Proceedings of the XLVII Italian Society of Agricultural Genetics - SIGA Annual Congress

Verona, Italy - 24/27 September, 2003

ISBN 88-900622-4-X

 

 

ISOLATION OF SINGLE-CHAIN Fv ANTIBODY FRAGMENTS AGAINST POTATO VIRUS X (PVX) FROM PHAGE DISPLAY LIBRARIES

 

M. DI CARLI, M.E. VILLANI, C. LICO, E. BENVENUTO

 

ENEA, BIOTEC-GEN, CR Casaccia, Via Anguillarese 301, 00060 Roma

 

 

PVX, scFv, phage display,molecular repertoires

 

In phage-display libraries, peptides or proteins are expressed as a fusion with the coat protein of the phage allowing a rapid selection of molecules with desired properties by a series of recursive cycles of selection. One of the most important application of phage-display has been the easy isolation of recombinant antibodies with desired specificity; for many application, one of the most versatile antibody format is the single-chain antibody (scFv) constituted by the V_H and V_L of the two variable domain fragments (scFv). This antibody format is a valuable tool for immunotherapy in plants (Benvenuto & Tavladoraki 1995) or diagnosis.

 

We isolated scFv antibodies specific to potato virus X (PVX) using two different phage display libraries.
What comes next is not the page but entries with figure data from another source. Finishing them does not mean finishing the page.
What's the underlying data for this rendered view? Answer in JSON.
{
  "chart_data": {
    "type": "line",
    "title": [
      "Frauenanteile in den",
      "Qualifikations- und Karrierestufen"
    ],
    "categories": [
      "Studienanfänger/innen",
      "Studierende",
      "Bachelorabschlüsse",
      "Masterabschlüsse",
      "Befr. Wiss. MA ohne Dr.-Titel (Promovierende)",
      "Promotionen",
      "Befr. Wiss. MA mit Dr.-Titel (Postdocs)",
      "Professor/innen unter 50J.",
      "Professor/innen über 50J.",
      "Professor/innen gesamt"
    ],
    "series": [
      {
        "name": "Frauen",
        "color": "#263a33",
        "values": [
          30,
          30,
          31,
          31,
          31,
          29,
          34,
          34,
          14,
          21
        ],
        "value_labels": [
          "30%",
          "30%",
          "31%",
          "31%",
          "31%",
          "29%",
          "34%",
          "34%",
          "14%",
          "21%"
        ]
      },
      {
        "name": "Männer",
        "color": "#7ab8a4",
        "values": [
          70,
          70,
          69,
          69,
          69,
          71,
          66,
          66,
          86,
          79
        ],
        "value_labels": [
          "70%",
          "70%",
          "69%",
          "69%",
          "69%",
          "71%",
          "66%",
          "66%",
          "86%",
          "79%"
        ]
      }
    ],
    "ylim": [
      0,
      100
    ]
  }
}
One, composed of intrinsically stable scFvs with a repertoire of approximately 5x 10⁷ different clones (the "F8 library" ) (Desiderio et al. 2001), and the other a human germline derived library composed of 6x10⁸ different clones (the "ETH2 library") (Pini et al. 1998).

 

After four rounds of selection and enrichment ("biopanning") on the immobilised virus, a panel of different phages clones were obtained from each library and individual clones were selected and tested for binding to the virus by enzyme-linked immunosorbent assay (ELISA). Approximately 65% of the clones from the "F8 library" were positive for the PVX while from the "ETH2 library".only 10% of the clones were positive. The clones that showed the highest binding to the virus were chosen for sequencing and further biochemical characterization. These scFvs fragments could represent a valuable tool for inexpensive immunodiagnosis, and once expressed functionally in transgenic plants can also be used for immunomodulation of PVX infection.

 

 

References

Benvenuto & Tavladoraki (1995) Trends Microbiol.3(7):272-5.

Desiderio et al. (2001) J Mol Biol. 13;310(3):603-15.

Pini et al. (1998) J Biol Chem 273(34):21769-76.